$400 Million In ICO Proceeds Lost, Hacked or Stolen


More than 10 percent of funds raised in initial coin offerings from 2015 to 2017 were stolen by hackers or were lost, a cryptocurrency research report by Ernst & Young shows.

The international accounting firm examined 372 initial coin offerings (ICOs) that hackers attacked, and estimated that the losses totaled  $400 million of the $3.7 billion raised.

Most of the ICO heists happened via phishing, an attack that involves tricking victims to click on Internet hyperlinks controlled by hackers.

Ernst & Young’s report suggested that hackers increasingly attack cryptocurrency markets because of their growth and the amount of money they attract. The report encouraged companies behind cryptocurrencies to reduce thefts by elevating their security standards.

“The protection of investors and [cryptocurrency] users alike has a greater chance for success” if suitable standards of security are “accepted by all participants — allowing for improved transparency, fraud prevention and legitimacy,” said Greg Cudahy, the global telecommunications, technology, media and entertainment leader at Ernst & Young.

The E&Y report comes amid other evidence of the pervasiveness of fraudulent schemes, flawed security and volatile values in nascent cryptocurrency markets.

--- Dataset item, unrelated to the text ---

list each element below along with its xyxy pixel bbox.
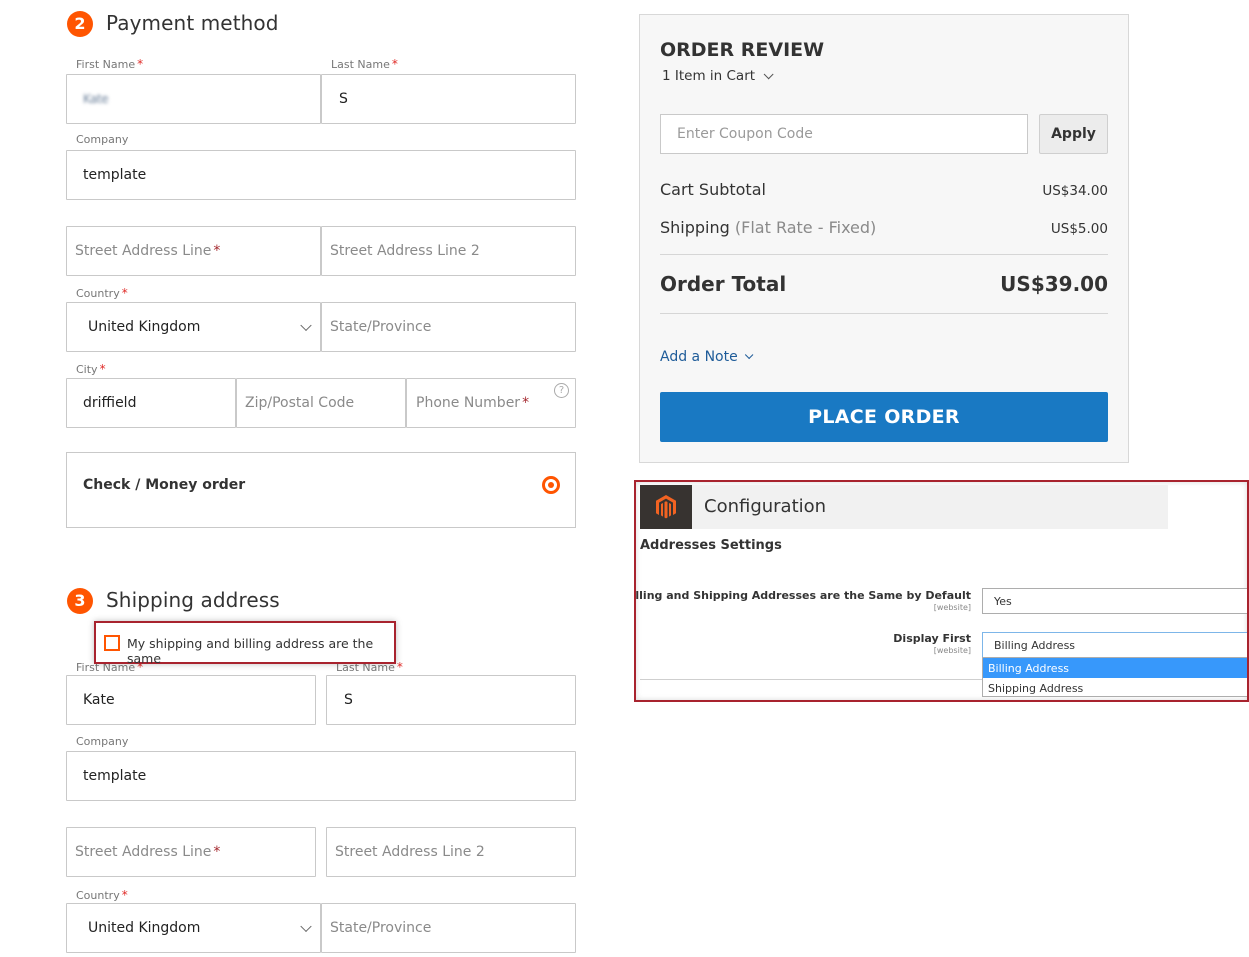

BitConnect, which ran an exchange and a lending operation linked to a cryptocurrency known as BCC, announced that last week it was shutting down its blockchain-technology based business.

The Jan. 17 announcement of BitConnect’s shutdown slashed the value of BCC by more than 90 percent.

Fraud and misappropriation

Two days later, the federal Commodity Futures Trading Commission charged a Colorado man with trying to steal $1.1 million of Bitcoins from 600 investors.

The CFTC also charged a firm called Cabbage Tech on Jan. 19 with “fraud and misappropriation” in buying and trading Bitcoins and a less popular cryptocurrency, Litecoins.

The U.S. Securities and Exchange Commission said in a Jan. 18 letter that it will not approve exchange-traded funds (ETFs) that hold cryptocurrencies until it resolves questions about how such funds protect their investors.

The SEC letter cited ETFs with both direct and indirect exposure to the market value of cryptocurrencies: “Although some funds may propose to hold cryptocurrency-related products rather than cryptocurrencies, the pricing, volatility and resiliency of these derivative markets generally would be expected to be strongly influenced by the underlying markets.”

The SEC last year established a task force to guard individual investors from fraud related to ICOs and businesses based on blockchain technology, which underlies Bitcoin and other cryptocurrencies.